Many of us, including myself, are incredibly uncomfortable with downtime. We say we want it, but when it comes, we feel overwhelmed by the expansiveness and potential chaos of it all. A little shift in our day we can deal with, but an empty calendar feels akin to what I imagine a budding artist might feel looking at a blank canvas.
Let me rephrase that. I’m thinking an artist might sense amazing possibility at the site of that blank canvas. The way I feel about the upcoming time off with my boys. But stick me in front of a plain white sheet of anything and my anxiety soars!
And I’m thinking you might be feeling the same about this holiday break.
Here are 8 simple steps to help you enjoy this break with your kids:
1. Make a mindset shift.
As I see it, all we need to do is shift our mindset a bit, and it becomes quite easy to create a fun, peaceful time together.
Instead of: “Oh, shit! I’m stuck home with the kids for two weeks! (at least) It’s going to be so hard!”
Try: “A whole two weeks without rushing and deadlines and expectations! That opens up so much possibility!”
From this place, we’ve got the energy flow we need to create whatever we can dream up!
2. Let as much structure go as you can. It’s really nice to not have to get places by certain times for a change!
Consider taking a break from regular appointments and commitments. Consider unplugging!
3. Take a moment to think about the feelings you’d like to fall asleep to at the end of each day.
Maybe it’s light or joy or relaxed or loving or connected…. Identifying these feelings will create an energetic space for them to come to be.
You might write the words on your mirror or fridge or whiteboard or in your journal.
4. Sit down for three minutes and think about what you need to make sure YOU get each day in order to have the fuel to parent with love and patience, and get that set up first.
You can free write, talk with a friend, or just think to yourself.
It might be a hike, connection with a friend, or a shower! Whatever it is, it’s important!
5. Make a minimal list of what the kids “absolutely must” do each day, and another list of experiences you’d like them to have over the break, and yet another with any projects you’d like to do.
Maybe it’s important to you that they get in a half hour of reading each day, and an hour of being outside. Keep it simple.
Remember that what reading looks like can vary. A read-aloud at the library. Listening together to an audio book. Everyone on the couch reading their separate books. And there are many options for outside too (if you’re not snowed in)!
For the experiences list, perhaps there’s something at the children’s museum you want to be sure they see, or a neighborhood with awesome Christmas lights you want to drive them through. This is a short list of things that you’d be bummed if you all missed out on.

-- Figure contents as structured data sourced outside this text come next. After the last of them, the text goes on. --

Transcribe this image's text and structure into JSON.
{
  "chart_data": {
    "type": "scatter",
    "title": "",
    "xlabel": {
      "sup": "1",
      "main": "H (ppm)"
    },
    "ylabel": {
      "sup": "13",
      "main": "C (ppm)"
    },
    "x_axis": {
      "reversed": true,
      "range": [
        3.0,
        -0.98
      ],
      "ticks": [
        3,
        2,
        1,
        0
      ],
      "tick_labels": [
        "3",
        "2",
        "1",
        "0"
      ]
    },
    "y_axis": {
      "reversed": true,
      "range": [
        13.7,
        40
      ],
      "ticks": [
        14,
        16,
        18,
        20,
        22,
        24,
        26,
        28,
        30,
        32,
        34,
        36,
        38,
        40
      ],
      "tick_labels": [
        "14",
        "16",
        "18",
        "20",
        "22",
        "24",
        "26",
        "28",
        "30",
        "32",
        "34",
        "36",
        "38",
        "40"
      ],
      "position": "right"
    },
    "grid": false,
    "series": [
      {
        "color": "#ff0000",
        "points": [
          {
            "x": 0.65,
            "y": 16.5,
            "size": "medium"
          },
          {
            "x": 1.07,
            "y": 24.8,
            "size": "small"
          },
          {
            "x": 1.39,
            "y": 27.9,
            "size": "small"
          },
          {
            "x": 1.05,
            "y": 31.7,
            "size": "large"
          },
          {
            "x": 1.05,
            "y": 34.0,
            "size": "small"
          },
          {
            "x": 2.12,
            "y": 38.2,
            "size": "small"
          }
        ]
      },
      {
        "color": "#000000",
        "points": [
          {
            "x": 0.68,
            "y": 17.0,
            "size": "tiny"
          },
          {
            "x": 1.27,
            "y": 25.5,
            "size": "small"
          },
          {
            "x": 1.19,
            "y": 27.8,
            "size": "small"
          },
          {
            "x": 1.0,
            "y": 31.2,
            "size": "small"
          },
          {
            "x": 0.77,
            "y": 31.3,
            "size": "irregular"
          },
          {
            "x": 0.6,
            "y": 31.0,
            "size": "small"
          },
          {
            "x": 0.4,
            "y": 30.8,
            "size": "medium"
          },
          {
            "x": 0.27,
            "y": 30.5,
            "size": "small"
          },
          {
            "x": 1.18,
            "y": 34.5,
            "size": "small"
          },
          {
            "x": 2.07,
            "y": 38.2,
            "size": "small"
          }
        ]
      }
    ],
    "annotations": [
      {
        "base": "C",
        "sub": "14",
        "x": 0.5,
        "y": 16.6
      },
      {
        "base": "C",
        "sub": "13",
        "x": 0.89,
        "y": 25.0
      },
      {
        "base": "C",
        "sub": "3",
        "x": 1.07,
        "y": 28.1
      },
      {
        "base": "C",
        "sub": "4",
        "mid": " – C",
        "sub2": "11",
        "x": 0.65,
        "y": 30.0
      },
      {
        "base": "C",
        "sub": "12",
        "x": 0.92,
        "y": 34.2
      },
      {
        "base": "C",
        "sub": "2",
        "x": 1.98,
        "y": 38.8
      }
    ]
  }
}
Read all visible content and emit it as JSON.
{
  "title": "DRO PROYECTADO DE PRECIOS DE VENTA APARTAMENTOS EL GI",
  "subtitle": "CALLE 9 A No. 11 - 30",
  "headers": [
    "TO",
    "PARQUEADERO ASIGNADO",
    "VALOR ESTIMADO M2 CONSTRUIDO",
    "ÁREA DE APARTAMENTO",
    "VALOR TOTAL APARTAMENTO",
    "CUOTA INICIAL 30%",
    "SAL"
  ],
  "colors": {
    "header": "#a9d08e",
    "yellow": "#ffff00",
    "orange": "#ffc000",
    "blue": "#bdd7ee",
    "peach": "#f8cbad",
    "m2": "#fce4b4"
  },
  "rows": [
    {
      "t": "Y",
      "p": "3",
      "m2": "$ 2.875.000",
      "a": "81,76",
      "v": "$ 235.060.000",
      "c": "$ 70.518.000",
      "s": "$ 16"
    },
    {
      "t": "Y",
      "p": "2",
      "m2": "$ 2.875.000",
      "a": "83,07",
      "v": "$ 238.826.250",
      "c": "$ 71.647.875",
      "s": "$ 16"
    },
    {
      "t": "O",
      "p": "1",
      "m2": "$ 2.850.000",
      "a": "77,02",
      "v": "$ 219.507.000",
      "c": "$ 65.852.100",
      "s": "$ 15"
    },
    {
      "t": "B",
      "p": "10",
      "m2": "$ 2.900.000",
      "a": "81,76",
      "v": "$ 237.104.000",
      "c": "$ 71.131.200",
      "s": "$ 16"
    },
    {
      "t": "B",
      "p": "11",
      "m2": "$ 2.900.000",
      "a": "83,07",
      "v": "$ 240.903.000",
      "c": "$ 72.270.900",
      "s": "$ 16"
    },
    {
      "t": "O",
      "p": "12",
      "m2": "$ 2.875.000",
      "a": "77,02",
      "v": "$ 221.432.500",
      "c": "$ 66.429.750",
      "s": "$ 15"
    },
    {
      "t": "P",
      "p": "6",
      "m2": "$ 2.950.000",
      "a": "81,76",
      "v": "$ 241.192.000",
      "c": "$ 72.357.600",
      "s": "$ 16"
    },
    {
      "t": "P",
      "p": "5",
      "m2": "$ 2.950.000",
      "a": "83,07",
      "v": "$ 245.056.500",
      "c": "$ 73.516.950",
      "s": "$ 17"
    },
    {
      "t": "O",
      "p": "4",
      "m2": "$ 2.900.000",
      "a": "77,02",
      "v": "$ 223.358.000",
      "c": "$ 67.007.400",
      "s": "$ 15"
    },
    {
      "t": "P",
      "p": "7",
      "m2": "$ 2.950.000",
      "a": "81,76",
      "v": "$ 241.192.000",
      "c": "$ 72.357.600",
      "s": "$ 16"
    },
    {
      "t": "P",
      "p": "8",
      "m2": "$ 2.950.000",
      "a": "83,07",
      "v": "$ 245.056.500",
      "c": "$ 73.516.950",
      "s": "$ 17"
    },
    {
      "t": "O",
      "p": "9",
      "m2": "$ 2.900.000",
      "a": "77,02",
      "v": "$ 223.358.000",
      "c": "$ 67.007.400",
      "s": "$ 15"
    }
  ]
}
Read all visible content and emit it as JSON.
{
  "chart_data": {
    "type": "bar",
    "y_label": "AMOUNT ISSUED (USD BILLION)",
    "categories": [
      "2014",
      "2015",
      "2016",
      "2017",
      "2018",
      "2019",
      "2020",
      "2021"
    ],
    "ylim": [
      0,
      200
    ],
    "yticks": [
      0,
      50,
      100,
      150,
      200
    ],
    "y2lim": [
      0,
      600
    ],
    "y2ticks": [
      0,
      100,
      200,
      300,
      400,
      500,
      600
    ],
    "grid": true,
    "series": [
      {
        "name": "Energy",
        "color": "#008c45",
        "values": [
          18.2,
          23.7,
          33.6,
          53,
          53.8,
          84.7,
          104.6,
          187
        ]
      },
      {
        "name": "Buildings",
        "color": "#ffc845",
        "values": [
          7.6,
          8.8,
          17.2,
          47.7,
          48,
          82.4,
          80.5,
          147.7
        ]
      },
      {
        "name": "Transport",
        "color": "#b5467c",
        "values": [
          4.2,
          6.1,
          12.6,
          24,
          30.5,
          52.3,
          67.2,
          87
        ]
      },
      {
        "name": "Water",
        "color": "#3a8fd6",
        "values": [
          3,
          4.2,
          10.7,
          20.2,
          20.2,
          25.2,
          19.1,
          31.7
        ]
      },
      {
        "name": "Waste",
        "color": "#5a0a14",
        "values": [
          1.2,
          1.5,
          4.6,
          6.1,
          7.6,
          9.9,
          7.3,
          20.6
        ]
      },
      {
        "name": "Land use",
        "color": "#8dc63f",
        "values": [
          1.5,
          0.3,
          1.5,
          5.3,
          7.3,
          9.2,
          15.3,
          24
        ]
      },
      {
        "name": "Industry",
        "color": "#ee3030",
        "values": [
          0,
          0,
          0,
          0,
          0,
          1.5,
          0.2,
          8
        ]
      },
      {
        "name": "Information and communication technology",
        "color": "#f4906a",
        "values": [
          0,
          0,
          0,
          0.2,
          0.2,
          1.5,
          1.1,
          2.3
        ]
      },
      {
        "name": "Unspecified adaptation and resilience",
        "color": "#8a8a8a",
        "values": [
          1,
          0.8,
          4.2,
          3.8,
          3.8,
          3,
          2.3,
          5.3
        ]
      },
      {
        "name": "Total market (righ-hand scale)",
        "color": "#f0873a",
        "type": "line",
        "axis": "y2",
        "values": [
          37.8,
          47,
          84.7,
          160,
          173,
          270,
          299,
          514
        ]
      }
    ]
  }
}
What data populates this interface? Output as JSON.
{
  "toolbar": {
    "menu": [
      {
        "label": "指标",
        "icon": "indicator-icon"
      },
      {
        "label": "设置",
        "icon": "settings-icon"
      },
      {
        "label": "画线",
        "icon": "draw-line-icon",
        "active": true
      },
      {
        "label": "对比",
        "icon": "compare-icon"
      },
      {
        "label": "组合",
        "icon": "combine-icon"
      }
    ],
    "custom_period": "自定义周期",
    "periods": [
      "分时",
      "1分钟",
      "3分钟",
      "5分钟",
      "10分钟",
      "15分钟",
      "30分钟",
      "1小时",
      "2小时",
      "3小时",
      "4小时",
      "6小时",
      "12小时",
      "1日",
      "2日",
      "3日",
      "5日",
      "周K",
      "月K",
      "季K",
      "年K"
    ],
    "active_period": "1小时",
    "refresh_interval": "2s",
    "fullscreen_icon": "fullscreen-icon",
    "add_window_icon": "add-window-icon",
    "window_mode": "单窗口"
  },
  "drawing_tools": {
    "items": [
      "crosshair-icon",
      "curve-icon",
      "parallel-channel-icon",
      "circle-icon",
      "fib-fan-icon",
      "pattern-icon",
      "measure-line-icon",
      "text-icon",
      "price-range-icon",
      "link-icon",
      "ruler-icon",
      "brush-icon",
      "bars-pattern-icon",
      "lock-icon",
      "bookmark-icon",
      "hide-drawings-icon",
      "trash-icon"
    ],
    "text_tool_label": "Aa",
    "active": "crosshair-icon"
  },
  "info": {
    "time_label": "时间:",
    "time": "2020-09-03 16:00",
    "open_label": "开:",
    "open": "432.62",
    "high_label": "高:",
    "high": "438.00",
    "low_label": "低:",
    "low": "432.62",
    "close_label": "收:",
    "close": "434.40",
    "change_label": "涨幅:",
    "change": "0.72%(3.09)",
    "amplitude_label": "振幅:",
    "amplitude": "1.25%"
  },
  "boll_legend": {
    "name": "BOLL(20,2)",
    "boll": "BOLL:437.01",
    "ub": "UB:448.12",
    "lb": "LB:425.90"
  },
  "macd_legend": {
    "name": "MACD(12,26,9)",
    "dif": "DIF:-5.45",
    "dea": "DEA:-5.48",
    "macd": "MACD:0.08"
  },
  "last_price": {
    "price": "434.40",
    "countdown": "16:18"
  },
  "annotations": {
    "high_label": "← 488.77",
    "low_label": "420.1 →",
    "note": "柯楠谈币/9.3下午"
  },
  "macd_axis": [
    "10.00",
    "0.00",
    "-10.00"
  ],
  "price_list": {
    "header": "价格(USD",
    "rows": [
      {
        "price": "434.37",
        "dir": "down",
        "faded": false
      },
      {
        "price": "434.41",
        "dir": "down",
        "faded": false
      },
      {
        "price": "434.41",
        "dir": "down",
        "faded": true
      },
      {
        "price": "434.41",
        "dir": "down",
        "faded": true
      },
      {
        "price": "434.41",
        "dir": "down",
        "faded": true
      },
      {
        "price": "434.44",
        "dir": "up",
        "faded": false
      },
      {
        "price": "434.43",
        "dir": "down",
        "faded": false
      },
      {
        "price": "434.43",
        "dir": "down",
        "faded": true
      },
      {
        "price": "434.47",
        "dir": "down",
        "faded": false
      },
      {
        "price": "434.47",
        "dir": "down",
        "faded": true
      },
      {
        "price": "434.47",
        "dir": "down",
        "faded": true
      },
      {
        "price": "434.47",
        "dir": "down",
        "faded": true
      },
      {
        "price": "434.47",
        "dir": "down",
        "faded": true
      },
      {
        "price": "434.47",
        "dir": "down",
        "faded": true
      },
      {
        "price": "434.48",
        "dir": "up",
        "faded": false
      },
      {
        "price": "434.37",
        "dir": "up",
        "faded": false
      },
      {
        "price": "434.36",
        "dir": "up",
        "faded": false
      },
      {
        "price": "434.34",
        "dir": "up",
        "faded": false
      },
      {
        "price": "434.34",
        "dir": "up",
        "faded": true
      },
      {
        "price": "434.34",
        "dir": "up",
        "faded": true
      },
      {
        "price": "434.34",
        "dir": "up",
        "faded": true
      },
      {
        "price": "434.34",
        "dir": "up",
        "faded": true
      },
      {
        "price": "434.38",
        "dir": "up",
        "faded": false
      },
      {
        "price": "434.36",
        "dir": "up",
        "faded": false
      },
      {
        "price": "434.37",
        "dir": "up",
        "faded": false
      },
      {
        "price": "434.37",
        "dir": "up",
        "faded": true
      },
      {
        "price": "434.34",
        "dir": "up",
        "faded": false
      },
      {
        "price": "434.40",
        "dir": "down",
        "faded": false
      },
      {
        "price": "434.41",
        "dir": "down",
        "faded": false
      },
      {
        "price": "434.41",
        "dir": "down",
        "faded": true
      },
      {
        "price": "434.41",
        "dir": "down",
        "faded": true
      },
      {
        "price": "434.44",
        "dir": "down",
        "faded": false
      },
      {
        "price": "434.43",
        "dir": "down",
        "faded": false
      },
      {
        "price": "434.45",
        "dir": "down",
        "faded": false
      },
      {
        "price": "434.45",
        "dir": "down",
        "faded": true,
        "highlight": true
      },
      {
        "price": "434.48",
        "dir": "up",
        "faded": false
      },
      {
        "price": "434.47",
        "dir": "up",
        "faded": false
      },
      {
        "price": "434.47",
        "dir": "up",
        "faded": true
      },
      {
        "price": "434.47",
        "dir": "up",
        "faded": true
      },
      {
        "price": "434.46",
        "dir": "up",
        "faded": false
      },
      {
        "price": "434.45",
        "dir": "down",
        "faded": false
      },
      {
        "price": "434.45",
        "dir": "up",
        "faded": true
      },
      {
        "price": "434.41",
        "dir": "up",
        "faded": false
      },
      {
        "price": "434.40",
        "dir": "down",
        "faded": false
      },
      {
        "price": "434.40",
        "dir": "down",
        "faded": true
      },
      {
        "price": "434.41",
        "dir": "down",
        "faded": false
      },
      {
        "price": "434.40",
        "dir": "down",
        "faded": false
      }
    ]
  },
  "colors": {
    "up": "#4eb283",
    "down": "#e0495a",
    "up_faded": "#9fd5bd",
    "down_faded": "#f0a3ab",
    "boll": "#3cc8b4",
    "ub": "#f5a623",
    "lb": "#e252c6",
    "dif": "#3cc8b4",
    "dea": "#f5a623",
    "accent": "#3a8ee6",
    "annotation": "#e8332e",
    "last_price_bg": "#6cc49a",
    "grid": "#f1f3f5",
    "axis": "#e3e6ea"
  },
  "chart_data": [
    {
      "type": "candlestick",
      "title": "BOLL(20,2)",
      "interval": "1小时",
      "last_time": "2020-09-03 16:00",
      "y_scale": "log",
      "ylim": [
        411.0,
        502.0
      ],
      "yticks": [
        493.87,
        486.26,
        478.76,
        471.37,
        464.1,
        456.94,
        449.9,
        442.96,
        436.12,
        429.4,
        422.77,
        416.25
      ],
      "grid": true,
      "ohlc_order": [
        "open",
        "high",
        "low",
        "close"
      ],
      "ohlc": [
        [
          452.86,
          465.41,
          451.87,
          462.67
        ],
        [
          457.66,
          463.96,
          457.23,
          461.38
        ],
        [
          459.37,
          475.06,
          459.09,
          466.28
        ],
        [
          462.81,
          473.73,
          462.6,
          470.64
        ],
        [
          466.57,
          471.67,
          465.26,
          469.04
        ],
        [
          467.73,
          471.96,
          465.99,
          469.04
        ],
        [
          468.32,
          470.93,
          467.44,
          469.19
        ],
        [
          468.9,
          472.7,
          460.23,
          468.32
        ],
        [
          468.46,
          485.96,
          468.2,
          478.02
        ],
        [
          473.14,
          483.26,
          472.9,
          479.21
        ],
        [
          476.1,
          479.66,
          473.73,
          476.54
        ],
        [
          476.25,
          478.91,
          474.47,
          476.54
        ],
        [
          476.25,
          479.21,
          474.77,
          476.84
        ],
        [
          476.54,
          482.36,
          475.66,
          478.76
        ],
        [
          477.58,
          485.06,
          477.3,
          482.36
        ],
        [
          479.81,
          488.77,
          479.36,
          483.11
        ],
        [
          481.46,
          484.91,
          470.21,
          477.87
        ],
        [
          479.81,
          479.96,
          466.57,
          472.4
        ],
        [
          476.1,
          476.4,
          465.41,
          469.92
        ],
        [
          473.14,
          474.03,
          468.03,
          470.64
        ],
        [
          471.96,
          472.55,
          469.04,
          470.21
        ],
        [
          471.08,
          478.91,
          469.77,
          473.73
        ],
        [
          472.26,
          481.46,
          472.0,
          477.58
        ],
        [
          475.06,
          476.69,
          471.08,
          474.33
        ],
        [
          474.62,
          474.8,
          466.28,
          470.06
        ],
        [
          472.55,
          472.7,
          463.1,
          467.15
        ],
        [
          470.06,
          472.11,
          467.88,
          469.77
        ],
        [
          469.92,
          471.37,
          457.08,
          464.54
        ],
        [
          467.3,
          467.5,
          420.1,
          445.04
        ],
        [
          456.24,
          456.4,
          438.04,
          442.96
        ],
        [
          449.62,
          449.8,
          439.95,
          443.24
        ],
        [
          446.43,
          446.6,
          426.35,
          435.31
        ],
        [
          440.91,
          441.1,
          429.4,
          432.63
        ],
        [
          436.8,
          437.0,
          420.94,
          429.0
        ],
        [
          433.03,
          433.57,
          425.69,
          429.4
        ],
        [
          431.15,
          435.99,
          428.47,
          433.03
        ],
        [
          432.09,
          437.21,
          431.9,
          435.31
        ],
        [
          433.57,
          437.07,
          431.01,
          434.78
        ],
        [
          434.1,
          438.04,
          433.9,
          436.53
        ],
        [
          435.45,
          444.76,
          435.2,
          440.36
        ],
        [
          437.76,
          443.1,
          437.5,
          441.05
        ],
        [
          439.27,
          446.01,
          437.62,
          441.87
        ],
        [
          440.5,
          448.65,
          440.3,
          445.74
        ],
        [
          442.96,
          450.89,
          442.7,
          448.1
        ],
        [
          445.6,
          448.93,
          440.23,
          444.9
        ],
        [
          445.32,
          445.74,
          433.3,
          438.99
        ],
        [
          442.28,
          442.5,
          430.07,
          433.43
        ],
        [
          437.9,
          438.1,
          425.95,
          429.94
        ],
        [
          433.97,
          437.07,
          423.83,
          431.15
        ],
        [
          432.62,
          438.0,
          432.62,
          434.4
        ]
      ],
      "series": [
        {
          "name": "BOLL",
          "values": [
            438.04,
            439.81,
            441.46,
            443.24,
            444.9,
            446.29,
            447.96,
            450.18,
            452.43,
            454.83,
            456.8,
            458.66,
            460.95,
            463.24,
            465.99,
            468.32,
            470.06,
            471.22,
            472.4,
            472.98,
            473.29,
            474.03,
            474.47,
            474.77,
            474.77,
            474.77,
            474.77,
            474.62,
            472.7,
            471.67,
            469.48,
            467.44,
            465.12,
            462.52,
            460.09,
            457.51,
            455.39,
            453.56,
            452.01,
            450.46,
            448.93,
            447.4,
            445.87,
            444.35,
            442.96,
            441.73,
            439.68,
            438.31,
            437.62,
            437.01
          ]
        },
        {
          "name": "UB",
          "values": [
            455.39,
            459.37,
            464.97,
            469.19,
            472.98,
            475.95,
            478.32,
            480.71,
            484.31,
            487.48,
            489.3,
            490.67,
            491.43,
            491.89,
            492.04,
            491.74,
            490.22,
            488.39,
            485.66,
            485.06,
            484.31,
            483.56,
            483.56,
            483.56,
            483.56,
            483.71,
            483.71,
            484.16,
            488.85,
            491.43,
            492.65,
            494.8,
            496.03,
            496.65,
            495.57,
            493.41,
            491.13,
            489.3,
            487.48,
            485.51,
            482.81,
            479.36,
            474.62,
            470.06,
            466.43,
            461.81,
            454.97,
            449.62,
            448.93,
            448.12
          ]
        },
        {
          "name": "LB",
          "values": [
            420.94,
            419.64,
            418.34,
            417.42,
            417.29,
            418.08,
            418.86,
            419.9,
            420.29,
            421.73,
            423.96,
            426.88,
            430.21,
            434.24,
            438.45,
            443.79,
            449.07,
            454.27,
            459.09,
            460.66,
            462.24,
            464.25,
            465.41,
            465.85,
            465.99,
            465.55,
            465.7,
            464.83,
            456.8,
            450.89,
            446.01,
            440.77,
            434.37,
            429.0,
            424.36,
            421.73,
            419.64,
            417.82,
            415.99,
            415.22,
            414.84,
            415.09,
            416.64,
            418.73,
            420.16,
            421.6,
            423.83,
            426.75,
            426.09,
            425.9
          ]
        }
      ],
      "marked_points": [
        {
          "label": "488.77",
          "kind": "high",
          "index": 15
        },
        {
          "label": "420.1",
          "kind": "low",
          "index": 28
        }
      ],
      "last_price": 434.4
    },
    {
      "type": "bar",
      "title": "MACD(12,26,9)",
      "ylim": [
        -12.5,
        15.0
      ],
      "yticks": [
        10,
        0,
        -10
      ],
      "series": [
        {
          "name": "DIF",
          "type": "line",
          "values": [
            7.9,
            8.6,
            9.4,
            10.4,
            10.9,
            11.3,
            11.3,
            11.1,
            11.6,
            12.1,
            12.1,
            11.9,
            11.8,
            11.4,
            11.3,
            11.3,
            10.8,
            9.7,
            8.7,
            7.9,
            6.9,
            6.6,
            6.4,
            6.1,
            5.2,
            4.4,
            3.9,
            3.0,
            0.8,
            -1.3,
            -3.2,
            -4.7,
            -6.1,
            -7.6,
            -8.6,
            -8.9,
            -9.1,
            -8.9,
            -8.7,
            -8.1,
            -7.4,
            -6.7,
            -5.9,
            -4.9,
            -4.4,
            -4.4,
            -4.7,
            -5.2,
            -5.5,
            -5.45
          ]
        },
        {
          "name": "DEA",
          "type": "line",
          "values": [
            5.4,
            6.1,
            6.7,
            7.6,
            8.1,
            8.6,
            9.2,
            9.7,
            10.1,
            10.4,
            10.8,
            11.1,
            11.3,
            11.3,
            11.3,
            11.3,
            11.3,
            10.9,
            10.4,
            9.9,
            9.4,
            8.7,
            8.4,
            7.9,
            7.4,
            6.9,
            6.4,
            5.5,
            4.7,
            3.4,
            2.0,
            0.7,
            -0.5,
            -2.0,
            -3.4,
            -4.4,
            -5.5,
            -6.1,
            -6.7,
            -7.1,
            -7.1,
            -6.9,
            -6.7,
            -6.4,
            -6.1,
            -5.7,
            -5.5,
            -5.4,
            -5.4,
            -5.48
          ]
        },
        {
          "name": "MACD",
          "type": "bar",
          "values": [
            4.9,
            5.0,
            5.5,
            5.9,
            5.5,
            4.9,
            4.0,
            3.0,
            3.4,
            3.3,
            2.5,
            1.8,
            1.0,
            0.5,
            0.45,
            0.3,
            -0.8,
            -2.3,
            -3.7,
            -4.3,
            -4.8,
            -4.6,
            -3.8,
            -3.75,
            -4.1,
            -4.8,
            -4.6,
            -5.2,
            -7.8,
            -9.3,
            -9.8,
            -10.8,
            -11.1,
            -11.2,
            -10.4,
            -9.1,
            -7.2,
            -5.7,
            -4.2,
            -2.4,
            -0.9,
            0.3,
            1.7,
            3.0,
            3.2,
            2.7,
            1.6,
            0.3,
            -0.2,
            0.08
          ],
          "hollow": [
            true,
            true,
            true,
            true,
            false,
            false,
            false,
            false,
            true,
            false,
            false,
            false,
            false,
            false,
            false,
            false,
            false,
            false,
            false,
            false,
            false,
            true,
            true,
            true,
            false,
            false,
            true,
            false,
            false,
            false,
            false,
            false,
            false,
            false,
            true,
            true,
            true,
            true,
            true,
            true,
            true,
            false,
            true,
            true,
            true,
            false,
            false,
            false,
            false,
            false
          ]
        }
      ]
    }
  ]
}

And for projects, maybe you want to clean out the pantry or paint a room. Make a list.
6. Ask the kids what they’d like to do over break.
Let them dream and brainstorm, and you just take notes. You can let them know you want to make sure they get to do some of what they really want. This step is important, and one we often skip over. Don’t.
7. Make a colorful calendar of options.
Sketch out a simple grid on a piece of printer paper, write the dates on it, and fill it in with YOUR DAILY NEED and your daily need for your kids. Then sprinkle in the experiences you want them to have and some of the ones they asked for. Do the same for the projects you want to do.
You could decide that mornings you’re going to lounge around and make sure the reading gets done and you get your shower, but by 1pm you all head out of the house. Or you could decide that mornings you’re out and about, and then have a rest hour for reading and the afternoon to hang around the house for unstructured play. Or you can be more laid back and make each day different, or just list the day’s activities and let them fall where they may. Make it work for you!
Whatever you do, it’s nice to decorate your calendar with your kids. It makes it pretty, but it also makes it feel like it belongs to everyone. Which it does. 🙂
8. Avoid over scheduling.
Otherwise you’re essentially back to the school-time stresses, just for different commitments. If you’ve packed your days, start crossing things out and move them over to an “If there’s time list.”
Remember that flexibility is one of the most amazing qualities we can teach our kids. How to roll with life. And modeling relaxed thinking about something that at first feels overwhelming is one great way to do just that!
Wishing you all a wonderfully connected break with your kids!